In geopolymer concrete, on the other hand, OPC binder is replaced with a mixture of alkaline and industrial by-products such as fly ash or blast furnace slag, which are produced during the manufacturing of, for instance, steel. Therefore, geopolymer concrete preserves natural resources, produces less CO2 and allows us to use by-products to develop a sustainable construction material and to reduce our carbon footprint.’
Geopolymer concrete insulates and deals with heat better than traditional concrete. It is already used to manufacture fire-resistant tiles or walls. However, the TU Delft researchers want to go further. Imagine how beneficial it would be if this sustainable concrete was actually used in the construction sector? ‘Concrete is the most utilised construction material on the planet and is allegedly responsible for 5% to 8% of all CO2 emissions,’ explains Ye Guang, associate professor at the Microlab. ‘If geopolymer were used worldwide that would be great for the environment.’ Still, a lot has to be done!

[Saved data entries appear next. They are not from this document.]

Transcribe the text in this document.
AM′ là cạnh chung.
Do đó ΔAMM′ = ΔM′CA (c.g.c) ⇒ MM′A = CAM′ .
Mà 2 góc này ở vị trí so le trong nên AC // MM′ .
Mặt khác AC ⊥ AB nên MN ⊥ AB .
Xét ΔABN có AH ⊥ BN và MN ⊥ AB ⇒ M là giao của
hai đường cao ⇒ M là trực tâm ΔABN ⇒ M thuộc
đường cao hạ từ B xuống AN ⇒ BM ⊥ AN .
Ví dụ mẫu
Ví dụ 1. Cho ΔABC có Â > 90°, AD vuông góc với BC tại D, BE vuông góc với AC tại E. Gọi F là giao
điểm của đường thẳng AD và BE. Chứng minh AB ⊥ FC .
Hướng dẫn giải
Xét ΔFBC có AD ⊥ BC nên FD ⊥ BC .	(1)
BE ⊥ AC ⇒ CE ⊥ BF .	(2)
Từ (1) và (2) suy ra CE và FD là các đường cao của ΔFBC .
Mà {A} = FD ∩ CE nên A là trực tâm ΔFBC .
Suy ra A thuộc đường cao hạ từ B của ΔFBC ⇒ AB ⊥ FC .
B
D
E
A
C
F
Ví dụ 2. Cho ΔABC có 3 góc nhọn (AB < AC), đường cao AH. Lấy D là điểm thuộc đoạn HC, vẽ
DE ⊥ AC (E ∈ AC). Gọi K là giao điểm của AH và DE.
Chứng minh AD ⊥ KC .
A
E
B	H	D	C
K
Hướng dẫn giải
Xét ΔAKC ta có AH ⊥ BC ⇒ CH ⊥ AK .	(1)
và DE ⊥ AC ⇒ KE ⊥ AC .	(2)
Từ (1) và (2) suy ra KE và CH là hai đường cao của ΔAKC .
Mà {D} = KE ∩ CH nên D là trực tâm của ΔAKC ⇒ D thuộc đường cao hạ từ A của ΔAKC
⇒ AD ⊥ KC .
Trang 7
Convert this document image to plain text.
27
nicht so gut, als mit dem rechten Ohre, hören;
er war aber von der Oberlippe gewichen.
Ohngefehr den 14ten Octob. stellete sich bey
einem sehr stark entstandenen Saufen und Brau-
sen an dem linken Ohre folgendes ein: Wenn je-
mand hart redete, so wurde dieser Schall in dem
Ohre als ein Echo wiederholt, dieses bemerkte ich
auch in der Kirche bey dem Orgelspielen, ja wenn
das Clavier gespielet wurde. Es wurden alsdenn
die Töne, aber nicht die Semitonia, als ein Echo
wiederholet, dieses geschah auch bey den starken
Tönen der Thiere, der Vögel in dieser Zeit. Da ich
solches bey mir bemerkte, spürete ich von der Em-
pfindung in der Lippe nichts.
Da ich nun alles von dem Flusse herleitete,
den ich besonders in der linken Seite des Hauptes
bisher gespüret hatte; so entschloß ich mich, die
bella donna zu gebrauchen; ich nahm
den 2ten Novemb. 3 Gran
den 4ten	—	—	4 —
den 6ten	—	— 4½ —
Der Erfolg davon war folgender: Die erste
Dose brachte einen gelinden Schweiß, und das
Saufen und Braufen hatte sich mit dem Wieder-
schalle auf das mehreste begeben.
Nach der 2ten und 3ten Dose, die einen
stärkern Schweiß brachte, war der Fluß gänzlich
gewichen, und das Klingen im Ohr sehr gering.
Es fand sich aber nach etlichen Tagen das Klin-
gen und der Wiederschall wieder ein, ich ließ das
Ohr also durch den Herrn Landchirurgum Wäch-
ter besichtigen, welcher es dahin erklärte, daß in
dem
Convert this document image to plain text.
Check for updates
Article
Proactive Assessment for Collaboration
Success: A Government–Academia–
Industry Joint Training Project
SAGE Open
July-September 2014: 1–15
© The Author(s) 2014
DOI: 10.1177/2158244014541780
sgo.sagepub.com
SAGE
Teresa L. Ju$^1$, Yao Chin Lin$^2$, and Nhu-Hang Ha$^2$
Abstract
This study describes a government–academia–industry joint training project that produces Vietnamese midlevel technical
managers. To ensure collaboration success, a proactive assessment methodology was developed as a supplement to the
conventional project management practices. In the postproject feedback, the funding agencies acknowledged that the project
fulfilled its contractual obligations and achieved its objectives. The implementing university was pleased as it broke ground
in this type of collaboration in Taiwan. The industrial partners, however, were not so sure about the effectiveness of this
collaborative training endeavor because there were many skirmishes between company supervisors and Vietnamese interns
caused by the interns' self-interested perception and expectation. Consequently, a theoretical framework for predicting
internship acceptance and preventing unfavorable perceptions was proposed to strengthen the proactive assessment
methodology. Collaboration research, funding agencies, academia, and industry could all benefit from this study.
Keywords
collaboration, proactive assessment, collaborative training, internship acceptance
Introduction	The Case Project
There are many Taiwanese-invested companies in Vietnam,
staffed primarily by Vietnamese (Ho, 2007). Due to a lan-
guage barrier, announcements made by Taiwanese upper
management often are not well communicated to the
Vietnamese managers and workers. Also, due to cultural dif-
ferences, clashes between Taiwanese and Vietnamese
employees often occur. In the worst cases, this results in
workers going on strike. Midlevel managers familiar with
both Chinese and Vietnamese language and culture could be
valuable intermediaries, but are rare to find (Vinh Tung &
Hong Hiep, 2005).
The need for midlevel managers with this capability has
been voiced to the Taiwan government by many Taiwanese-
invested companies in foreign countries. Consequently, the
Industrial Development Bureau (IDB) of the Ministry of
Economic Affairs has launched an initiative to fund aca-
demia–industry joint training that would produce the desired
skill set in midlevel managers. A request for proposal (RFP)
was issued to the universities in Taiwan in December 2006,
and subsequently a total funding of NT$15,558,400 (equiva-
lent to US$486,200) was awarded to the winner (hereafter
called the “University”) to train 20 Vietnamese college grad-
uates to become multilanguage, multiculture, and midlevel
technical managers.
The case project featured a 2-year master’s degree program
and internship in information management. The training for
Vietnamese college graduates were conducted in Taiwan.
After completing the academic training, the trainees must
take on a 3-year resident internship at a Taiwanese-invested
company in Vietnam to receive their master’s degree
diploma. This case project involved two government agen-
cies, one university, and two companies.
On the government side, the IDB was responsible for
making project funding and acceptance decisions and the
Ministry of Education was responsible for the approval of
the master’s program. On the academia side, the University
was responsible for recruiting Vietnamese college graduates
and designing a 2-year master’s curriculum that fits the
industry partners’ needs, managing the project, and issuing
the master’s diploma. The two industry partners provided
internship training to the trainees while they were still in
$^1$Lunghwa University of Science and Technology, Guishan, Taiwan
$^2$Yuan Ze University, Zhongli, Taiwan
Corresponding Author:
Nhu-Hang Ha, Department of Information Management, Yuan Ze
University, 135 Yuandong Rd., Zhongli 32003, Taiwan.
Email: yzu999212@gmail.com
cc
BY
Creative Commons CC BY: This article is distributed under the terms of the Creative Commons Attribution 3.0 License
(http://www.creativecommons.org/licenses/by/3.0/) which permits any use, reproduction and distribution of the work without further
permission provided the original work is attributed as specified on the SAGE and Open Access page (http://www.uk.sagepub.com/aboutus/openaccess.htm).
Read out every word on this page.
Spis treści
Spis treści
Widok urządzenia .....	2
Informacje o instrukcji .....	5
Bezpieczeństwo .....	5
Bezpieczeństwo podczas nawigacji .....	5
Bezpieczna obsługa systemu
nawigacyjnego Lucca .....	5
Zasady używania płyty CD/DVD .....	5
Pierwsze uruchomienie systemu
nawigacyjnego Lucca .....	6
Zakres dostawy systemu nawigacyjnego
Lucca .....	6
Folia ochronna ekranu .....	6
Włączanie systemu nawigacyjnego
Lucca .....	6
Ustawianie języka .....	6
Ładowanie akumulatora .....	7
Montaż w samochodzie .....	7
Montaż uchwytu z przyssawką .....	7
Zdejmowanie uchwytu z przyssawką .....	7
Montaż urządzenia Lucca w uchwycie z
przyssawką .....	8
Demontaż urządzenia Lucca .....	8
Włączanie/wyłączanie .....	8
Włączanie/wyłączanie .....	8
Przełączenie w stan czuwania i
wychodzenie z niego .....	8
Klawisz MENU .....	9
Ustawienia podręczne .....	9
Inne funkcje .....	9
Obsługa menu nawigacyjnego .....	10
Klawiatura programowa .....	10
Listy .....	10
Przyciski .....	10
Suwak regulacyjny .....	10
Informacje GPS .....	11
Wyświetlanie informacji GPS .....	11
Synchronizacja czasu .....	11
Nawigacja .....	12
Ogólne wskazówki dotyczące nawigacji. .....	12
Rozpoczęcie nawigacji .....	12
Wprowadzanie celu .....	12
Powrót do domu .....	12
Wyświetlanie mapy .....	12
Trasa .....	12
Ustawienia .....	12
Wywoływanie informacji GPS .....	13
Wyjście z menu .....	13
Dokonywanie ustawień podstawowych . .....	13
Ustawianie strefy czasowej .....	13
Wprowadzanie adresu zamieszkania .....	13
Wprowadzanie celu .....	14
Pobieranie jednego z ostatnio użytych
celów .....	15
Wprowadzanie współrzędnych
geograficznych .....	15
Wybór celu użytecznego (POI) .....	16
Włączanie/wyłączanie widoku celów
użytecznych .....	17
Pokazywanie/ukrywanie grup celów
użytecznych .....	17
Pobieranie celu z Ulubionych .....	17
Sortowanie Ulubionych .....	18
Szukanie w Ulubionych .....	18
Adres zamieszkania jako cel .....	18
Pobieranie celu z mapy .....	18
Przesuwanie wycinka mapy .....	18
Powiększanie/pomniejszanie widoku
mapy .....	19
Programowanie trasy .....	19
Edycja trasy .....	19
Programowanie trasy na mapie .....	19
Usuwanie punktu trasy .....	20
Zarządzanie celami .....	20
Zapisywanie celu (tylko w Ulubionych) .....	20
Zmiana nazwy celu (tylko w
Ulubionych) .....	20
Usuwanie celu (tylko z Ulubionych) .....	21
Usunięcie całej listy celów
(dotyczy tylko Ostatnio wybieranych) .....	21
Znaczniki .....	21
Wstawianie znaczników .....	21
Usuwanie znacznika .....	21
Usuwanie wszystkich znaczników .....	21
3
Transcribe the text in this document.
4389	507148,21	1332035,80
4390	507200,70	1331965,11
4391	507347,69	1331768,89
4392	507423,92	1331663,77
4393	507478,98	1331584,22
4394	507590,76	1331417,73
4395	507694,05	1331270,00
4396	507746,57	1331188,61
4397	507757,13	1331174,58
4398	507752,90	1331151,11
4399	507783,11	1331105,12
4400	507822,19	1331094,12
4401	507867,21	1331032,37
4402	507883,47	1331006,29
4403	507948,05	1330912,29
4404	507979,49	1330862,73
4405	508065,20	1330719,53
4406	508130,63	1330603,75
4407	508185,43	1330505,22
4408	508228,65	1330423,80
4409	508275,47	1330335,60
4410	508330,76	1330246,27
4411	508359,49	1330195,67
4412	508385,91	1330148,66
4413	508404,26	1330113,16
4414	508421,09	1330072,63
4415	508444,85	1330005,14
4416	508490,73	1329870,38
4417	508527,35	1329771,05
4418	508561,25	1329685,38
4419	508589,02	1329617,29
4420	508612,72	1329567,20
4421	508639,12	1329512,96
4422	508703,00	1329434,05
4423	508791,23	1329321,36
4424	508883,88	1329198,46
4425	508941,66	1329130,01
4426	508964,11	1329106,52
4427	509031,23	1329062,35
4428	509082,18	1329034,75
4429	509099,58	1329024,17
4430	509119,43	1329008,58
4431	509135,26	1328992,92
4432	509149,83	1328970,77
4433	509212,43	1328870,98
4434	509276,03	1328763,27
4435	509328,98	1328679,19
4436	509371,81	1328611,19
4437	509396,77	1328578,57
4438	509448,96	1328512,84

‘So far we have mostly focused on using geopolymer concrete in non-structural applications,’ explains researcher Mladena Luković. ‘This canoe is our first attempt at manufacturing a real structure. To ensure that it can carry loads and stay waterproof we have added fibres to the concrete mix. It worked out great and the students stayed dry during their first trial ride. The canoe is strong enough to race with!’
However, the biggest issue is that there are no standards for application of geopolymer concrete and no rules or guidelines for structures made from it. Ye Guang and his Geopolymer research group from the Microlab are therefore now working on a number of mixtures and are studying the durability and time-dependent behaviour of geopolymer concrete. Mladena from the Concrete Structures group is meanwhile looking for ways to use geopolymers in structural applications. This will allow the team to provide recommendations to industry partners so homes can finally be built from geopolymer concrete.
Or boats, of course. Concrete canoe race, here we come!
During the Concrete Canoe Race of 2016, the U-base team has won two awards. Their concrete canoe weighed 250 kilos and was therefore the heaviest canoe of this year’s race. Most importantly, the team was given the award for most sustainable canoe because of the extraordinary material the canoe was made of.